BayWay CrossFit – CrossFit
General Warm-up (No Measure)
2 sets:
200-meter jog
10 forward and back leg swings/leg
10 scap pull-ups
20 hollow rocks
10 alternating Samson stretches
5 Spiderman twists/leg
20 alternating scorpion stretches
20 alternating lying hip crossovers
No Chalk, No Grips… Leave Ya Gear Here (Time)
– RX –
For time:
Accumulate 6:00 of a pull-up bar dead hang hold
– Each time you drop from the bar, complete 100 double-unders and 30 V-ups.
– INTERMEDIATE –
For time:
Accumulate 4:00 of a pull-up bar dead hang hold
– Each time you drop from the bar, complete 60 double-unders and 20 V-ups
– BEGINNER –
For time:
Accumulate 3:00 of a foot-assisted pull-up bar hang hold
– Each time you drop from the bar, complete 30 single-unders and 10 tuck-ups
– MASTERS 55+ –
For time:
Accumulate 4:00 of a pull-up bar dead hang hold
– Each time you drop from the bar, complete 70 double-unders and 20 V-ups.
Stretching (Checkmark)
1 set:
1:00 double-forearm stretch
1:00 seated hamstring stretch
– AT-HOME – (Time)
For time:
Accumulate:
3:00 of a plank hold
3:00 double-DB farmers carry hold (35/50 lb)

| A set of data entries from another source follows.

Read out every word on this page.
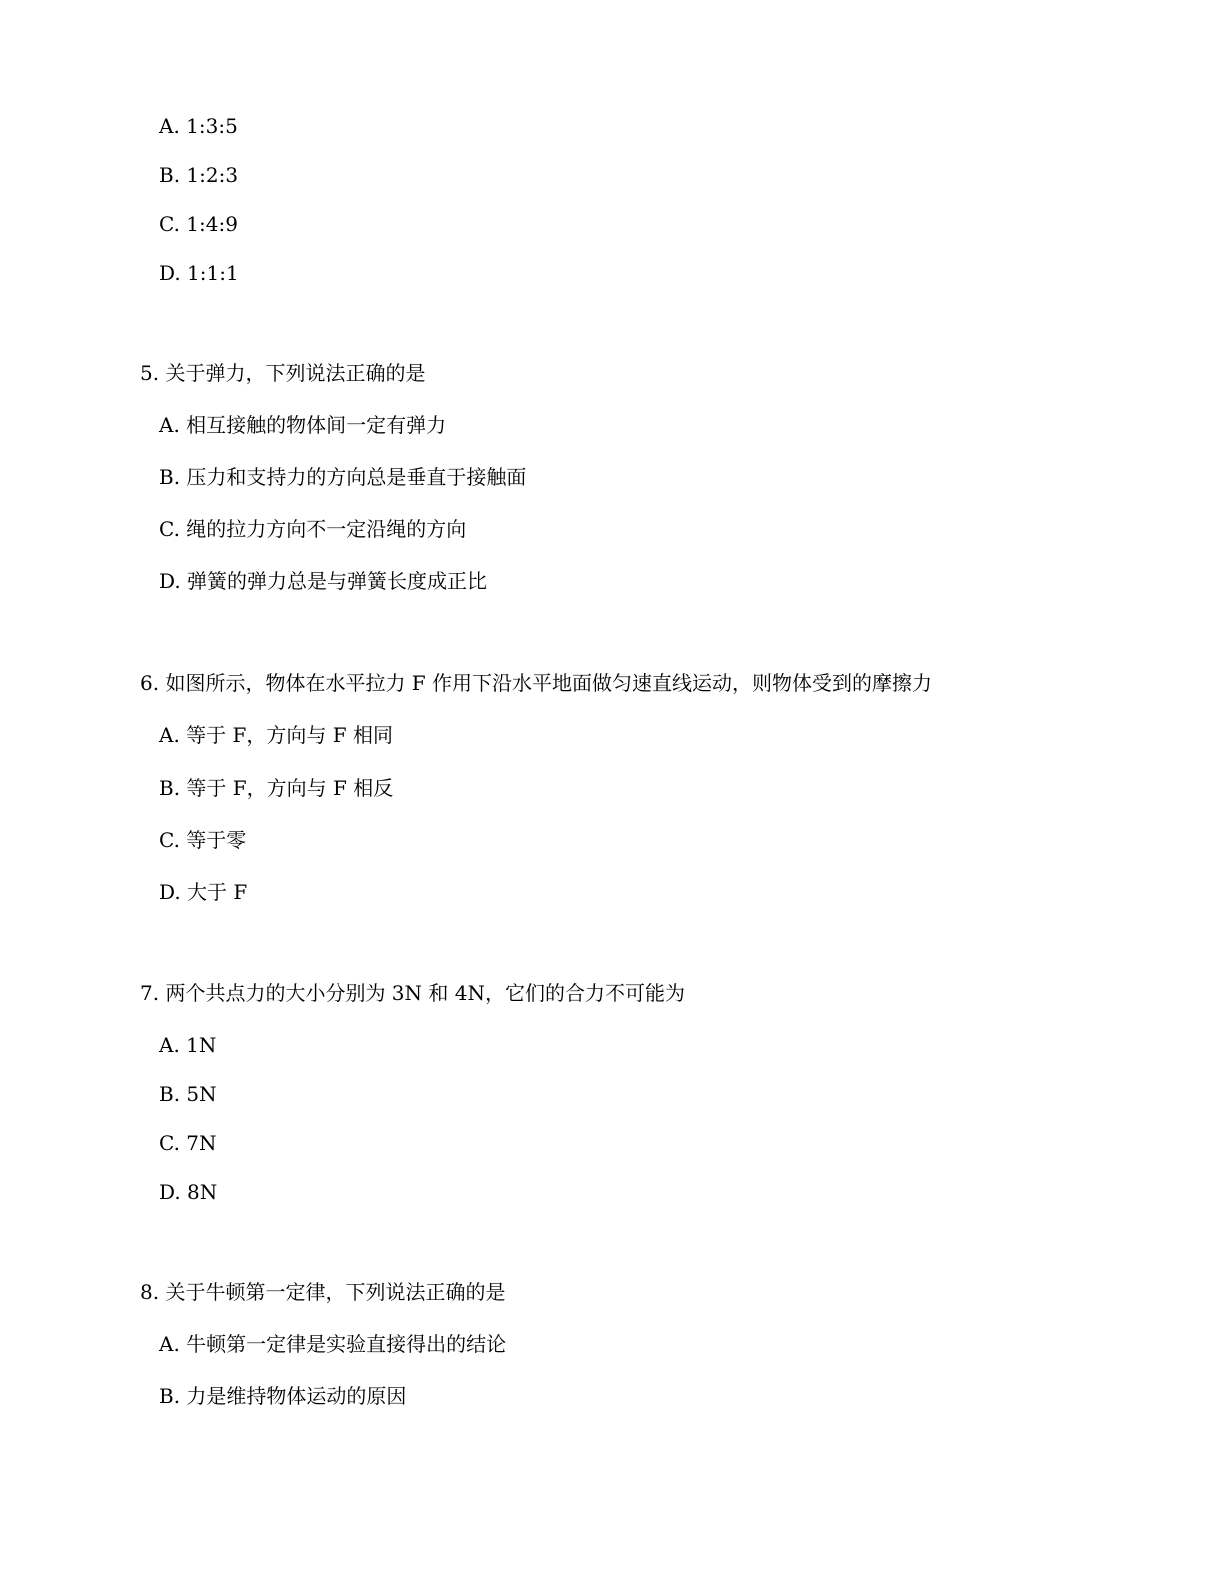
A. 1:3:5
B. 1:2:3
C. 1:4:9
D. 1:1:1
5. 关于弹力，下列说法正确的是
A. 相互接触的物体间一定有弹力
B. 压力和支持力的方向总是垂直于接触面
C. 绳的拉力方向不一定沿绳的方向
D. 弹簧的弹力总是与弹簧长度成正比
6. 如图所示，物体在水平拉力 F 作用下沿水平地面做匀速直线运动，则物体受到的摩擦力
A. 等于 F，方向与 F 相同
B. 等于 F，方向与 F 相反
C. 等于零
D. 大于 F
7. 两个共点力的大小分别为 3N 和 4N，它们的合力不可能为
A. 1N
B. 5N
C. 7N
D. 8N
8. 关于牛顿第一定律，下列说法正确的是
A. 牛顿第一定律是实验直接得出的结论
B. 力是维持物体运动的原因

– Each time you break complete 100 double-unders and 30 V-ups.
Work Your Weakness
– STRENGTH I – (7 Rounds for weight)
For load:
Snatch, clean, or jerk:
3 reps x 3 sets at 70-80%
2 reps x 3 sets at 80-90%
1 rep x 3 sets at 90%+
– Welcome to week six of our Strength I cycle. For these eight weeks, stick with the lift you chose in week 1. You can change the lift in the next eight-week cycle.
– Use a recent one-rep-max to find your percentages.
– Take the barbell out of a rack for the jerk.
– Rest as needed between sets.
– Keep in mind that today’s Affiliate workout is a snatch complex. Pick today’s Strength I session or the class workout. Or if you would like to do both, consider moving the other to a separate day.